The attitude in many churches and in many relationships among Christians can be summarized as “assuming the positive and pointing out the negative.” Many feel our culture spends too much time building up people’s self-esteem; therefore, they feel the church is the place to bring people down a few notches. The tone set from the pulpit and in the Bible classes tends to reinforce this attitude: if something is being done well, there is little need to point that out; more time needs to be spent on pointing out the problems and difficulties. “Positive preaching” is frequently looked at with suspicion and is often associated with the itching ears of 2 Timothy 4:3-4. Likewise, husbands and wives take for granted when the other serves and does as they should in the marriage but are quite liberal with the critiques for where the other falls short. Parents often fail to show appreciation for the ways the children obey but are quick with censure for when they disobey; likewise children are full of criticisms of how their parents have let them down but often do not show any appreciation for their parents’ effective efforts and sacrifices.
We are not responsible Christians if we do not speak about or address problems and difficulties. Christians are to identify and handle disputes among one another (Matthew 18:15-17, 1 Corinthians 6:1-8). Sin and false doctrines are to be called out for what they are (Galatians 1:1-5:16, 1 Corinthians 5:1-13, 6:9-11, 1 Timothy 4:1-5). Paul exhorts Timothy and Titus in his correspondence with them to point out, address, and rebuke the very real problems in the churches where they serve.

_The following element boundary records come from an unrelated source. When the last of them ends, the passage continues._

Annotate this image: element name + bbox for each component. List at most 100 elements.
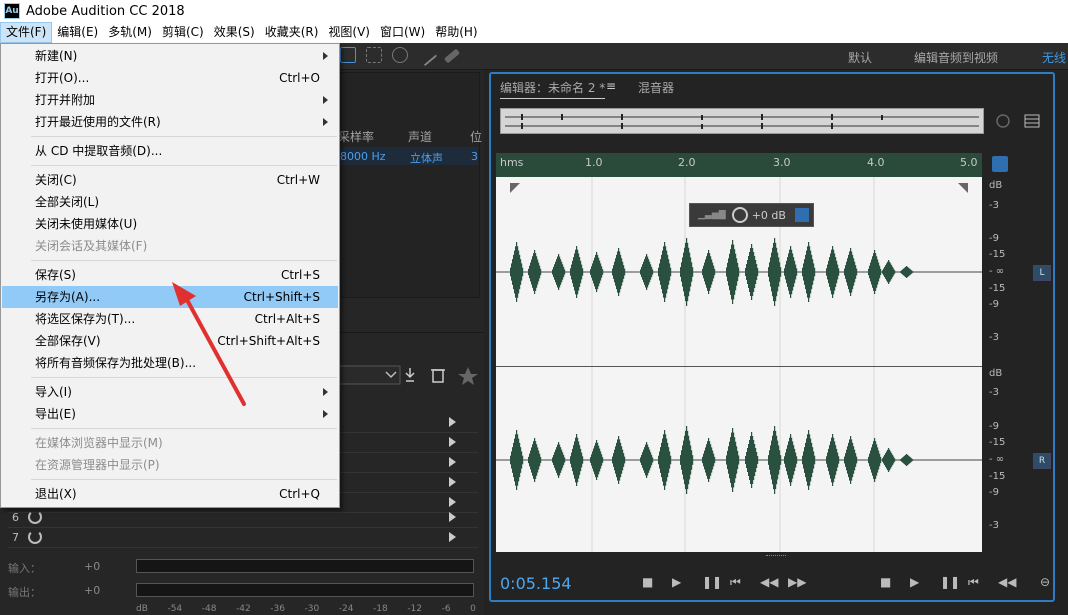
pause-icon[interactable]: ❚❚	[702, 575, 722, 589]
expand-arrow-icon[interactable]	[449, 417, 456, 427]
col-sample-rate[interactable]: 采样率	[338, 128, 374, 145]
menu-item-close[interactable]: 关闭(C) Ctrl+W	[2, 169, 338, 191]
menu-item-new[interactable]: 新建(N)	[2, 45, 338, 67]
expand-arrow-icon[interactable]	[449, 477, 456, 487]
lasso-tool-icon[interactable]	[392, 47, 408, 63]
panel-menu-icon[interactable]	[1024, 114, 1040, 128]
ruler-label: 2.0	[678, 156, 696, 169]
tab-mixer[interactable]: 混音器	[638, 79, 674, 96]
rewind-icon[interactable]: ◀◀	[760, 575, 778, 589]
pin-icon[interactable]	[795, 208, 809, 222]
menu-edit[interactable]: 编辑(E)	[52, 22, 103, 43]
power-icon[interactable]	[28, 530, 42, 544]
audition-logo-icon: Au	[4, 3, 20, 19]
menu-item-exit[interactable]: 退出(X) Ctrl+Q	[2, 483, 338, 505]
menu-item-label: 将选区保存为(T)...	[35, 312, 136, 326]
zoom-out-icon[interactable]: ⊖	[1040, 575, 1050, 589]
scale-label: dB	[136, 604, 148, 614]
play-icon[interactable]: ▶	[672, 575, 681, 589]
menu-item-open-append[interactable]: 打开并附加	[2, 89, 338, 111]
submenu-arrow-icon	[323, 52, 328, 60]
menu-shortcut: Ctrl+W	[276, 173, 320, 187]
menu-view[interactable]: 视图(V)	[323, 22, 375, 43]
go-to-start-icon-2[interactable]: ⏮	[968, 575, 979, 590]
workspace-default[interactable]: 默认	[848, 49, 872, 66]
expand-arrow-icon[interactable]	[449, 437, 456, 447]
stop-icon[interactable]: ■	[642, 575, 653, 589]
file-bit: 3	[471, 150, 478, 163]
expand-arrow-icon[interactable]	[449, 512, 456, 522]
menu-shortcut: Ctrl+S	[280, 268, 320, 282]
scroll-grip-icon[interactable]	[766, 555, 786, 559]
menu-item-batch-save[interactable]: 将所有音频保存为批处理(B)...	[2, 352, 338, 374]
menu-item-export[interactable]: 导出(E)	[2, 403, 338, 425]
expand-arrow-icon[interactable]	[449, 497, 456, 507]
output-meter	[136, 583, 474, 597]
menu-window[interactable]: 窗口(W)	[375, 22, 430, 43]
snap-magnet-icon[interactable]	[992, 156, 1008, 172]
time-selection-tool-icon[interactable]	[340, 47, 356, 63]
menu-item-open[interactable]: 打开(O)... Ctrl+O	[2, 67, 338, 89]
expand-arrow-icon[interactable]	[449, 457, 456, 467]
menu-item-extract-cd[interactable]: 从 CD 中提取音频(D)...	[2, 140, 338, 162]
menu-item-label: 保存(S)	[35, 268, 76, 282]
power-icon[interactable]	[28, 510, 42, 524]
channel-left-button[interactable]: L	[1033, 265, 1051, 281]
effect-slot-7[interactable]: 7	[8, 528, 478, 548]
tab-editor[interactable]: 编辑器：未命名 2 *	[500, 79, 606, 99]
workspace-wireless[interactable]: 无线	[1042, 49, 1066, 66]
scale-label: -36	[270, 604, 285, 614]
stop-icon-2[interactable]: ■	[880, 575, 891, 589]
submenu-arrow-icon	[323, 118, 328, 126]
ruler-label: 1.0	[585, 156, 603, 169]
col-bit[interactable]: 位	[470, 128, 482, 145]
menu-item-close-all[interactable]: 全部关闭(L)	[2, 191, 338, 213]
menu-item-save-as[interactable]: 另存为(A)... Ctrl+Shift+S	[2, 286, 338, 308]
menu-separator	[31, 428, 337, 429]
channel-right-button[interactable]: R	[1033, 453, 1051, 469]
pause-icon-2[interactable]: ❚❚	[940, 575, 960, 589]
menu-item-import[interactable]: 导入(I)	[2, 381, 338, 403]
col-channels[interactable]: 声道	[408, 128, 432, 145]
waveform-display[interactable]	[496, 177, 982, 552]
gain-hud[interactable]: ▁▃▅▇ +0 dB	[689, 203, 814, 227]
menu-multitrack[interactable]: 多轨(M)	[103, 22, 157, 43]
timeline-ruler[interactable]: hms 1.0 2.0 3.0 4.0 5.0	[496, 153, 982, 177]
menu-item-label: 另存为(A)...	[35, 290, 101, 304]
menu-item-label: 导出(E)	[35, 407, 76, 421]
play-icon-2[interactable]: ▶	[910, 575, 919, 589]
expand-arrow-icon[interactable]	[449, 532, 456, 542]
zoom-icon[interactable]	[994, 112, 1014, 132]
db-label: -3	[989, 387, 999, 398]
menu-effects[interactable]: 效果(S)	[209, 22, 260, 43]
overview-bar[interactable]	[500, 108, 984, 134]
menu-item-open-recent[interactable]: 打开最近使用的文件(R)	[2, 111, 338, 133]
rewind-icon-2[interactable]: ◀◀	[998, 575, 1016, 589]
marquee-tool-icon[interactable]	[366, 47, 382, 63]
slot-number: 6	[12, 511, 19, 524]
menu-separator	[31, 260, 337, 261]
slot-number: 7	[12, 531, 19, 544]
gain-knob-icon[interactable]	[731, 207, 748, 223]
menu-file[interactable]: 文件(F)	[0, 22, 53, 43]
menu-separator	[31, 136, 337, 137]
menu-item-label: 在媒体浏览器中显示(M)	[35, 436, 163, 450]
menu-help[interactable]: 帮助(H)	[430, 22, 482, 43]
menu-item-save[interactable]: 保存(S) Ctrl+S	[2, 264, 338, 286]
gain-value: +0 dB	[751, 208, 786, 222]
menu-favorites[interactable]: 收藏夹(R)	[260, 22, 324, 43]
menu-shortcut: Ctrl+Shift+Alt+S	[217, 334, 320, 348]
menu-shortcut: Ctrl+O	[279, 71, 320, 85]
go-to-start-icon[interactable]: ⏮	[730, 575, 741, 590]
fast-forward-icon[interactable]: ▶▶	[788, 575, 806, 589]
menu-clip[interactable]: 剪辑(C)	[157, 22, 209, 43]
level-bars-icon: ▁▃▅▇	[698, 210, 726, 220]
workspace-edit-to-video[interactable]: 编辑音频到视频	[914, 49, 998, 66]
menu-item-close-unused[interactable]: 关闭未使用媒体(U)	[2, 213, 338, 235]
menu-separator	[31, 165, 337, 166]
db-label: - ∞	[989, 266, 1005, 277]
menu-item-save-all[interactable]: 全部保存(V) Ctrl+Shift+Alt+S	[2, 330, 338, 352]
tab-menu-icon[interactable]: ≡	[606, 79, 616, 93]
effect-slot-6[interactable]: 6	[8, 508, 478, 528]
menu-item-save-selection[interactable]: 将选区保存为(T)... Ctrl+Alt+S	[2, 308, 338, 330]
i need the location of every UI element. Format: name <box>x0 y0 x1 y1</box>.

Yet we do well to note that the same Paul would always begin his correspondence with a message of affirmation, praise, and thankfulness, that which is truly “encouragement.” The Corinthian Christians are divided, tolerating flagrant sin, taking each other to court, abusing spiritual gifts, and some even deny the resurrection, yet Paul begins his letter to them by thanking God for how they had received His grace and were enriched in Him (1 Corinthians 1:4-8). Paul does not know much about the Roman Christians but first gives thanks and praise for them since their faith has been proclaimed in all the world (Romans 1:8-15). The Lord Jesus, when addressing the seven churches of Asia, began the letter to each church with whatever He could find that was praiseworthy: their works, their toil and patience, their poverty, etc., save for Laodicea, regarding whom Jesus could apparently find nothing positive (Revelation 2:1-3:22).
All praise and no censure and rebuke is a bankrupt way to communicate in a relationship, but equally so is no praise and all censure and rebuke! Assuming the positive and pointing out the negative is a toxic approach in any relationship, for only the negative is addressed. Such a posture invariably leads to discouragement, for the one receiving only negative feedback quickly becomes convinced that they can never be good enough or do well enough to be acceptable!
Such is why God expects Christians to encourage one another and build one another up (1 Corinthians 14:26, Hebrews 10:24-25), and to do so in truth and not in pretense. Critique is not “encouragement”; it may be a necessary rebuke, an important tearing down so as to be able to build up, but can quickly become a source of discouragement if such is all a person hears. Encouragement demands strengthening and building up in the faith as seen in Ephesians 4:11-16; encouragement, by its nature, affirms what is right and good and praises all efforts to that end.
Not for nothing does Paul exhort Christians to say what is edifying, or building up, so as to give grace to those who hear (Ephesians 4:29). Marital critiques are more tolerable when spouses generally affirm and praise each other. “Discipline” does demand correction of misdeeds but also praise for what a child does well (Ephesians 6:1-4). Christians and churches will always have problems and difficulties, yet Paul thanked God for them and Jesus first looks for what is praiseworthy among His people. Would we not do well to do the same?